BLUE APRON, which has struggled to woo investors since its June IPO and recently laid off hundreds of workers, is only one of the many meal-kit and food delivery services that seem to be struggling. Some say the big meal bubble has burst but I suspect it's only undergoing significant changes since Americans continue to value the convenience and choice these services offer.
CVS Health's ballsy offer to acquire Aetna for $66 billion earlier this month is likely to get approved. And we'll surely see more M&A and JV activity in healthcare as players try to get in front of Amazon's eventual entry into the space. Fortunately for customers, such moves are likely to drive costs down and convenience up.
DONALD TRUMP has been my "D" brand for two years now. His Presidential brand has unquestionably been the most unusual we've seen and the unbelievable antics will only continue. Between North Korea and Russia on the international front to healthcare and immigration domestically to his own staffing and family affairs, there's so much about The Donald to keep an eye on in the coming year.
ETHEREUM. I am just as confused by cryptocurrency and blockchain technology as most people are, but I'm pretty sure their influence on our economy is likely to continue to grow. Ethereum, an open software platform based on blockchain technology, enables developers to build and deploy decentralized applications. Given how wide-ranging it can be, I'm guessing we'll be hearing more about it in 2018 and beyond.

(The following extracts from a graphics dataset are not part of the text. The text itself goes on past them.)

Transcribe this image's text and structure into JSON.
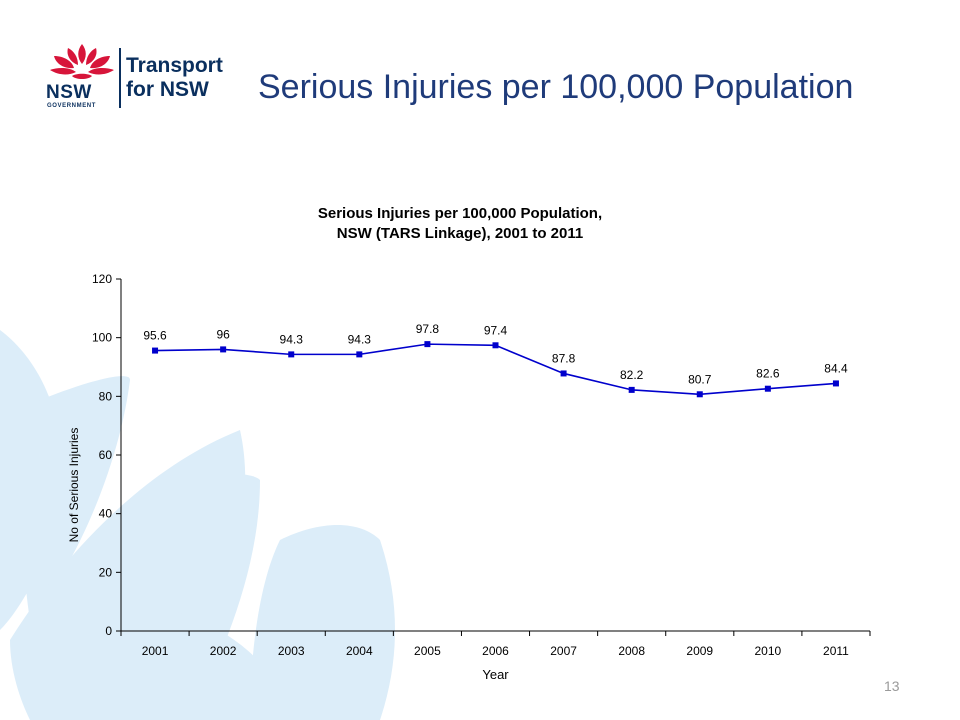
{
  "header": {
    "title": "Serious Injuries per 100,000 Population",
    "logo": {
      "brand_short": "NSW",
      "brand_sub": "GOVERNMENT",
      "name_line1": "Transport",
      "name_line2": "for NSW",
      "icon": "waratah-icon",
      "colors": {
        "petal": "#d7153a",
        "text": "#0a2f5e"
      }
    }
  },
  "chart_data": {
    "type": "line",
    "title_line1": "Serious Injuries per 100,000 Population,",
    "title_line2": "NSW (TARS Linkage), 2001 to 2011",
    "xlabel": "Year",
    "ylabel": "No of Serious Injuries",
    "categories": [
      "2001",
      "2002",
      "2003",
      "2004",
      "2005",
      "2006",
      "2007",
      "2008",
      "2009",
      "2010",
      "2011"
    ],
    "series": [
      {
        "values": [
          95.6,
          96,
          94.3,
          94.3,
          97.8,
          97.4,
          87.8,
          82.2,
          80.7,
          82.6,
          84.4
        ],
        "color": "#0000cc"
      }
    ],
    "data_labels": [
      "95.6",
      "96",
      "94.3",
      "94.3",
      "97.8",
      "97.4",
      "87.8",
      "82.2",
      "80.7",
      "82.6",
      "84.4"
    ],
    "ylim": [
      0,
      120
    ],
    "yticks": [
      0,
      20,
      40,
      60,
      80,
      100,
      120
    ],
    "grid": false,
    "legend": "none"
  },
  "footer": {
    "page_number": "13"
  },
  "theme": {
    "background_petal_color": "#d9ecf8",
    "title_color": "#1f3b7a"
  }
}
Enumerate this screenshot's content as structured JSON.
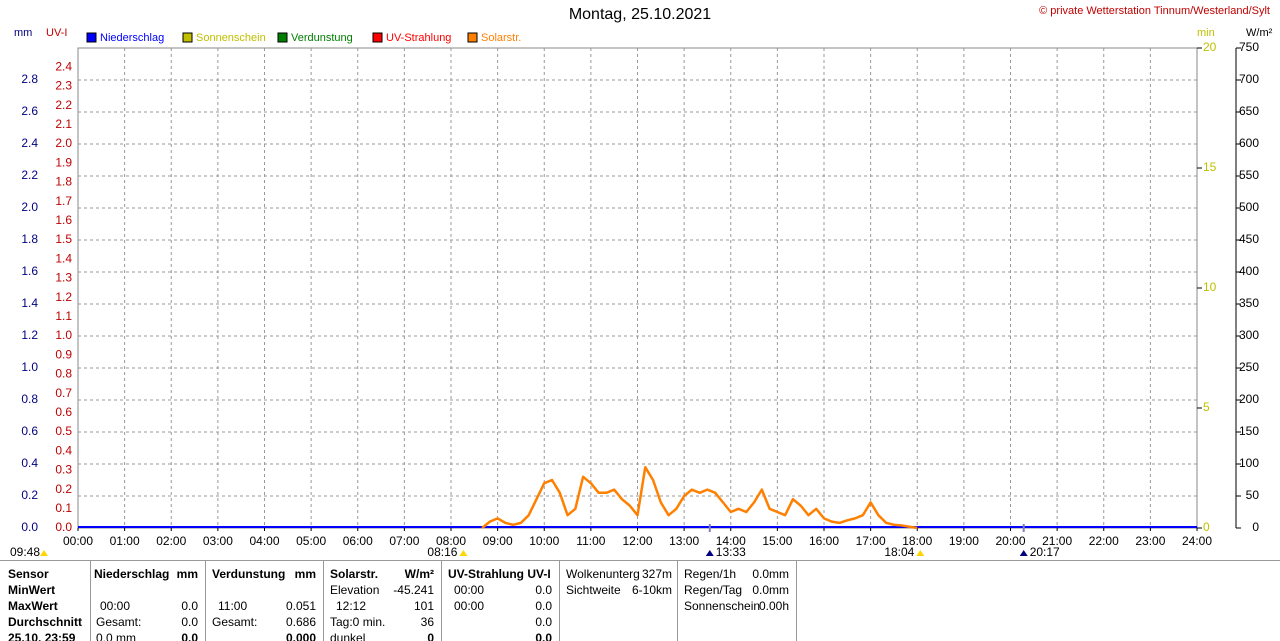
{
  "chart_data": {
    "type": "line",
    "title": "Montag, 25.10.2021",
    "credit": "© private Wetterstation Tinnum/Westerland/Sylt",
    "units": {
      "mm": "mm",
      "uv": "UV-I",
      "min": "min",
      "solar": "W/m²"
    },
    "series": [
      {
        "name": "Niederschlag",
        "color": "#0000ff"
      },
      {
        "name": "Sonnenschein",
        "color": "#c0c000"
      },
      {
        "name": "Verdunstung",
        "color": "#008000"
      },
      {
        "name": "UV-Strahlung",
        "color": "#ff0000"
      },
      {
        "name": "Solarstr.",
        "color": "#ff8000",
        "axis": "y3",
        "x": [
          "08:40",
          "08:50",
          "09:00",
          "09:10",
          "09:20",
          "09:30",
          "09:40",
          "09:50",
          "10:00",
          "10:10",
          "10:20",
          "10:30",
          "10:40",
          "10:50",
          "11:00",
          "11:10",
          "11:20",
          "11:30",
          "11:40",
          "11:50",
          "12:00",
          "12:10",
          "12:20",
          "12:30",
          "12:40",
          "12:50",
          "13:00",
          "13:10",
          "13:20",
          "13:30",
          "13:40",
          "13:50",
          "14:00",
          "14:10",
          "14:20",
          "14:30",
          "14:40",
          "14:50",
          "15:00",
          "15:10",
          "15:20",
          "15:30",
          "15:40",
          "15:50",
          "16:00",
          "16:10",
          "16:20",
          "16:30",
          "16:40",
          "16:50",
          "17:00",
          "17:10",
          "17:20",
          "17:30",
          "17:40",
          "17:50",
          "18:00"
        ],
        "values": [
          0,
          10,
          15,
          8,
          5,
          8,
          20,
          45,
          70,
          75,
          55,
          20,
          30,
          80,
          70,
          55,
          55,
          60,
          45,
          35,
          20,
          95,
          75,
          40,
          20,
          30,
          50,
          60,
          55,
          60,
          55,
          40,
          25,
          30,
          25,
          40,
          60,
          30,
          25,
          20,
          45,
          35,
          20,
          30,
          15,
          10,
          8,
          12,
          15,
          20,
          40,
          20,
          8,
          5,
          4,
          2,
          0
        ]
      }
    ],
    "xlim": [
      "00:00",
      "24:00"
    ],
    "xticks": [
      "00:00",
      "01:00",
      "02:00",
      "03:00",
      "04:00",
      "05:00",
      "06:00",
      "07:00",
      "08:00",
      "09:00",
      "10:00",
      "11:00",
      "12:00",
      "13:00",
      "14:00",
      "15:00",
      "16:00",
      "17:00",
      "18:00",
      "19:00",
      "20:00",
      "21:00",
      "22:00",
      "23:00",
      "24:00"
    ],
    "ylim": [
      0,
      3.0
    ],
    "yticks": [
      {
        "value": 0,
        "label": "0.0"
      },
      0.2,
      0.4,
      0.6,
      0.8,
      {
        "value": 1,
        "label": "1.0"
      },
      1.2,
      1.4,
      1.6,
      1.8,
      {
        "value": 2,
        "label": "2.0"
      },
      2.2,
      2.4,
      2.6,
      2.8
    ],
    "uvlim": [
      0,
      2.5
    ],
    "uvticks": [
      {
        "value": 0,
        "label": "0.0"
      },
      0.1,
      0.2,
      0.3,
      0.4,
      0.5,
      0.6,
      0.7,
      0.8,
      0.9,
      {
        "value": 1,
        "label": "1.0"
      },
      1.1,
      1.2,
      1.3,
      1.4,
      1.5,
      1.6,
      1.7,
      1.8,
      1.9,
      {
        "value": 2,
        "label": "2.0"
      },
      2.1,
      2.2,
      2.3,
      2.4
    ],
    "y2lim": [
      0,
      20
    ],
    "y2ticks": [
      0,
      5,
      10,
      15,
      20
    ],
    "y3lim": [
      0,
      750
    ],
    "y3ticks": [
      0,
      50,
      100,
      150,
      200,
      250,
      300,
      350,
      400,
      450,
      500,
      550,
      600,
      650,
      700,
      750
    ],
    "grid": true,
    "annotations": [
      "09:48",
      "08:16",
      "13:33",
      "18:04",
      "20:17"
    ]
  },
  "table": {
    "sensor": [
      "Sensor",
      "MinWert",
      "MaxWert",
      "Durchschnitt",
      "25.10. 23:59"
    ],
    "niederschlag": {
      "header": "Niederschlag",
      "unit": "mm",
      "max_time": "00:00",
      "max": "0.0",
      "total_label": "Gesamt:",
      "total": "0.0",
      "day": "0.0 mm",
      "day_value": "0.0"
    },
    "verdunstung": {
      "header": "Verdunstung",
      "unit": "mm",
      "max_time": "11:00",
      "max": "0.051",
      "total_label": "Gesamt:",
      "total": "0.686",
      "day_value": "0.000"
    },
    "solar": {
      "header": "Solarstr.",
      "unit": "W/m²",
      "elev_label": "Elevation",
      "elev": "-45.241",
      "max_time": "12:12",
      "max": "101",
      "day_label": "Tag:0 min.",
      "avg": "36",
      "state": "dunkel",
      "state_value": "0"
    },
    "uv": {
      "header": "UV-Strahlung UV-I",
      "min_time": "00:00",
      "min": "0.0",
      "max_time": "00:00",
      "max": "0.0",
      "avg": "0.0",
      "day_value": "0.0"
    },
    "cloud": {
      "base_label": "Wolkenunterg",
      "base": "327m",
      "vis_label": "Sichtweite",
      "vis": "6-10km"
    },
    "rain": {
      "h_label": "Regen/1h",
      "h": "0.0mm",
      "day_label": "Regen/Tag",
      "day": "0.0mm",
      "sun_label": "Sonnenschein",
      "sun": "0.00h"
    }
  }
}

FACEBOOK. Nearly 200 million U.S. adult users spend an average of 41 minutes a day on Facebook -- that fact alone makes this brand noteworthy. But 2018 will bring more newsy developments given its involvement in the Russian election meddling, new features like its Watch video tab, and continued acquisitions.
GALAXY, Samsung's mobile device product brand, remains a formidable challenge to Apple. The Galaxy S8 Plus has been viewed as a viable -- even preferable, in some cases -- alternative to the iPhone X, and the S9, due out early next year, will feature a massive redesign (likely including dual cameras). But the Galaxy X with its expected folding display may catapult it well far ahead of even our imaginations.
HUAWEI. My bullish take on Samsung aside, I also continue to track Chinese smartphone giants Huawei and Xiaomi for their strength in international markets. Huawei's Mate 10 Pro holds its own against the Galaxy 8 and iPhone 8 and the brand is the smartphone market share leader in China (Apple is #5, Samsung , #9). Meanwhile Xiaomi is gaining a winning position in India, investing over $1 billion in 100 Indian startups to build out a robust ecosystem of mobile apps.
INDITEX, owner of retailer Zara, is one of several fast-fashion brands I'm watching. H&M and Fast Retailing's Uniqlo have also dominated the retail apparel landscape in recent years because of these brands ability to win customers with trendy styles and cheap prices. They've shown that logistics has become as important as marketing has to retailers, as retail leadership depends on delivering hot styles, maintaining low inventories, and refreshing fast-selling items to keep costs down while meeting fickle consumer demand.